Pérégrinations gourmandes...

Voyage d'un gourmet à Paris .jpgArchitecte de formation, Jean-Claude Ribaut a signé chaque semaine dans Le Monde, de 1989 à 2009, une chronique consacrée à la table et au vin.

Il a fait paraître chez Calmann-Lévy, sous le titre Voyage d’un gourmet à Paris, un récit pérégrin dans lequel il raconte l’histoire de la Ville lumière à travers ses restaurants, ses bistrots, ses lieux de délice et de convivialité, dans un esprit littéraire et flâneur, entre la nostalgie et le renouveau gastronomiques.

« Depuis deux siècles, restaurants et bistrots ont fait l'esprit et la réputation de Paris. Pour le promeneur, ils font partie du décor. Ils naissent et meurent selon l'humeur du temps ou la fortune de l'époque. Quelques-uns de ceux qui disparaissent laissent comme une trace dans la mémoire de toute une génération, une impression de membre fantôme et de fuite du temps.

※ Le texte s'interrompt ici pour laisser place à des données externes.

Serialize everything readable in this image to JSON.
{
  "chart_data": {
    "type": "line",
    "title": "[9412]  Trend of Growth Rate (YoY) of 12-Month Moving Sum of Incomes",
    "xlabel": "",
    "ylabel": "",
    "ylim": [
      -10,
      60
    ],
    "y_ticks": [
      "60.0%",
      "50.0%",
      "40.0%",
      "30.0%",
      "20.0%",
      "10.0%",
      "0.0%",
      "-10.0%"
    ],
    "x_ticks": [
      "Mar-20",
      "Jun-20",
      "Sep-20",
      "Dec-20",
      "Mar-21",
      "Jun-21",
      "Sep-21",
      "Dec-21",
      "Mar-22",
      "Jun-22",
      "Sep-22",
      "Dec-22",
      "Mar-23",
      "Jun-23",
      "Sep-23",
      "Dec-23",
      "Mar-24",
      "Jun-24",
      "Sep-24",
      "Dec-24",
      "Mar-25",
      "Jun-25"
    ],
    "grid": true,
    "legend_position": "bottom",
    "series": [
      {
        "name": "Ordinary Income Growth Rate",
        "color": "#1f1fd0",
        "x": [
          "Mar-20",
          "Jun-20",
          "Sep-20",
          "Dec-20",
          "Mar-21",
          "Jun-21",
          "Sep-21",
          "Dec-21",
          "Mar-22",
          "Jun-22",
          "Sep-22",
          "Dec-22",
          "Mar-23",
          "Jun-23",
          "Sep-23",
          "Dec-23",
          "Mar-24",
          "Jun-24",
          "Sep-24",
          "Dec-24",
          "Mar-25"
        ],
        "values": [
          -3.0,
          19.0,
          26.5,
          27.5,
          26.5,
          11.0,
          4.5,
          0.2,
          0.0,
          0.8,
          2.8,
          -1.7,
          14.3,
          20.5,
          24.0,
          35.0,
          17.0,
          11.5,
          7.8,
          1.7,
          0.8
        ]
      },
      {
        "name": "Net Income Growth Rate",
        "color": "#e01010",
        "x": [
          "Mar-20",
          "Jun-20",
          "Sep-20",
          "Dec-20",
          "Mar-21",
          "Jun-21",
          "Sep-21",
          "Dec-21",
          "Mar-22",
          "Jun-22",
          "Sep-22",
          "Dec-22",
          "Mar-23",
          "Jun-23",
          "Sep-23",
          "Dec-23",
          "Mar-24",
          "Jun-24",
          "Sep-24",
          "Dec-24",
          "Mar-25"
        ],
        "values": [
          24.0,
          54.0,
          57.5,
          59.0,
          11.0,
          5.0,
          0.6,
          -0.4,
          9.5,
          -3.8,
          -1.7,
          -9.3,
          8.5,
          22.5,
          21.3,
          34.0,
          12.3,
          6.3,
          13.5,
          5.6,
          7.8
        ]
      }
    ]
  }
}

Ils ont d'ailleurs, sauf exception, moins de cent ans, car la plupart des lieux de sociabilité et de plaisir sont renouvelés environ tous les demi-siècles. Les restaurants, endroits fragiles et périssables, sont des lieux de mémoire. La quête d’une bonne table est le prétexte à musarder, à aller de quartier en quartier à la recherche d’une bouffée de vie, d’une cuisine aimable, familière ou raffinée. »

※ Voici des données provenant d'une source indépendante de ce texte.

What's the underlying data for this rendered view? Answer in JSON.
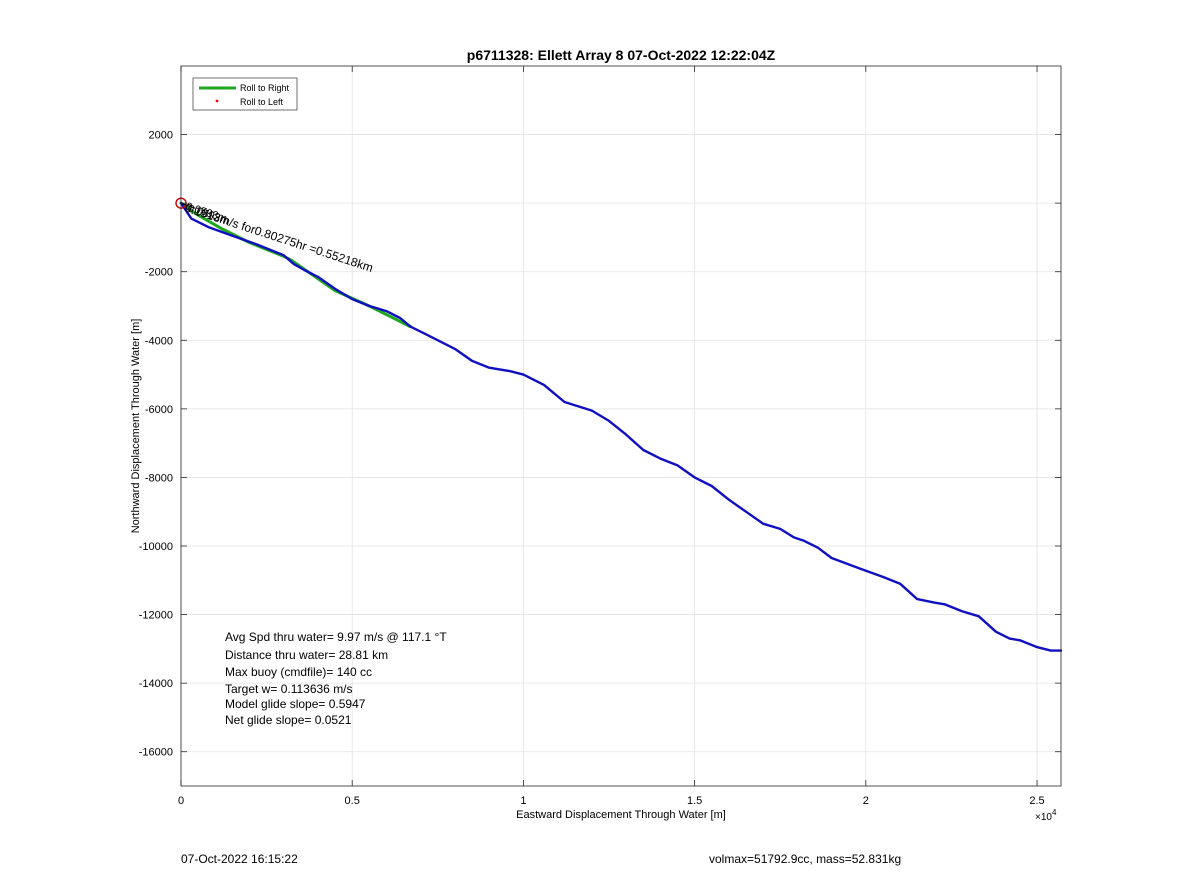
{
  "chart_data": {
    "type": "line",
    "title": "p6711328: Ellett Array 8 07-Oct-2022 12:22:04Z",
    "xlabel": "Eastward Displacement Through Water [m]",
    "ylabel": "Northward Displacement Through Water [m]",
    "x_exponent_label": "×10",
    "x_exponent_power": "4",
    "xlim": [
      0,
      25700
    ],
    "ylim": [
      -17000,
      4000
    ],
    "x_ticks": [
      0,
      5000,
      10000,
      15000,
      20000,
      25000
    ],
    "x_tick_labels": [
      "0",
      "0.5",
      "1",
      "1.5",
      "2",
      "2.5"
    ],
    "y_ticks": [
      -16000,
      -14000,
      -12000,
      -10000,
      -8000,
      -6000,
      -4000,
      -2000,
      0,
      2000
    ],
    "y_tick_labels": [
      "-16000",
      "-14000",
      "-12000",
      "-10000",
      "-8000",
      "-6000",
      "-4000",
      "-2000",
      "",
      "2000"
    ],
    "grid": true,
    "legend_position": "top-left",
    "legend": [
      {
        "label": "Roll to Right",
        "color": "#1fa81f",
        "style": "line"
      },
      {
        "label": "Roll to Left",
        "color": "#ff0000",
        "style": "dot"
      }
    ],
    "series": [
      {
        "color": "#1fa81f",
        "x": [
          0,
          500,
          1200,
          2000,
          3000,
          3200,
          4500,
          5500,
          6700
        ],
        "y": [
          0,
          -350,
          -750,
          -1150,
          -1550,
          -1650,
          -2550,
          -3000,
          -3600
        ]
      },
      {
        "color": "#1010c0",
        "x": [
          0,
          300,
          800,
          1500,
          2200,
          3000,
          3300,
          3600,
          4000,
          4500,
          5000,
          5500,
          6000,
          6400,
          6700,
          7200,
          8000,
          8500,
          9000,
          9600,
          10000,
          10600,
          11200,
          12000,
          12500,
          13000,
          13500,
          14000,
          14500,
          15000,
          15500,
          16000,
          16500,
          17000,
          17500,
          17900,
          18200,
          18600,
          19000,
          19400,
          19800,
          20500,
          21000,
          21500,
          22000,
          22300,
          22800,
          23300,
          23800,
          24200,
          24500,
          25000,
          25400,
          25700
        ],
        "y": [
          0,
          -450,
          -700,
          -950,
          -1200,
          -1520,
          -1780,
          -1950,
          -2150,
          -2500,
          -2800,
          -3000,
          -3150,
          -3350,
          -3600,
          -3850,
          -4250,
          -4600,
          -4800,
          -4900,
          -5000,
          -5300,
          -5800,
          -6050,
          -6350,
          -6750,
          -7200,
          -7450,
          -7650,
          -8000,
          -8250,
          -8650,
          -9000,
          -9350,
          -9500,
          -9750,
          -9850,
          -10050,
          -10350,
          -10500,
          -10650,
          -10900,
          -11100,
          -11550,
          -11650,
          -11700,
          -11900,
          -12050,
          -12500,
          -12700,
          -12750,
          -12950,
          -13050,
          -13050
        ]
      }
    ],
    "start_marker": {
      "x": 0,
      "y": 0,
      "color": "#cc0000"
    },
    "trajectory_annotation": "0.1913m/s for0.80275hr =0.55218km",
    "overlapping_labels": [
      "0.0593m",
      "0.0593m"
    ],
    "stats": [
      "Avg Spd thru water=  9.97 m/s @ 117.1 °T",
      "Distance thru water= 28.81 km",
      "Max buoy (cmdfile)= 140 cc",
      "Target w= 0.113636 m/s",
      "Model glide slope= 0.5947",
      "Net glide slope= 0.0521"
    ]
  },
  "footer": {
    "timestamp": "07-Oct-2022 16:15:22",
    "volmax_mass": "volmax=51792.9cc, mass=52.831kg"
  }
}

De Drouant au Fouquet’s, du Carré des Feuillants au Grand Véfour, de l’Hôtel Meurice à L’Alcazar, du Harry’s Bar au Lapérouse, de chez Lasserre au Maxim’s, du Lucas Carton-Senderens à l’Atelier de Joël Robuchon, de La Rotonde à Ledoyen, du Plaza Athénée-Alain Ducasse à la Closerie des Lilas, de La Tour d’Argent à la Brasserie Lipp, du Jules Verne de la tour Eiffel au Pierre Gagnaire, du Pré Catelan au Guy Savoy, du Coq Rico au Moulin de la Galette, du Wauthier by Cagna à la Grande Cascade du bois de Boulogne en passant par quantité d’autres adresses moins en vue, mais tout aussi goûteuses, l’auteur recense l'art culinaire des principaux quartiers de la capitale française, leurs principales ressources, leurs traditions et leurs réussites, ainsi que leur histoire et leurs anecdotes savoureuses.

Un cicérone du meilleur goût !

Bernard DELCORD

Voyage d'un gourmet à Paris par Jean-Claude Ribaut, Paris, Éditions Calmann-Lévy, octobre 2014, 325 pp. en noir et blanc au format 14 x 21 cm sous couverture brochée en couleurs, 19 € (prix France)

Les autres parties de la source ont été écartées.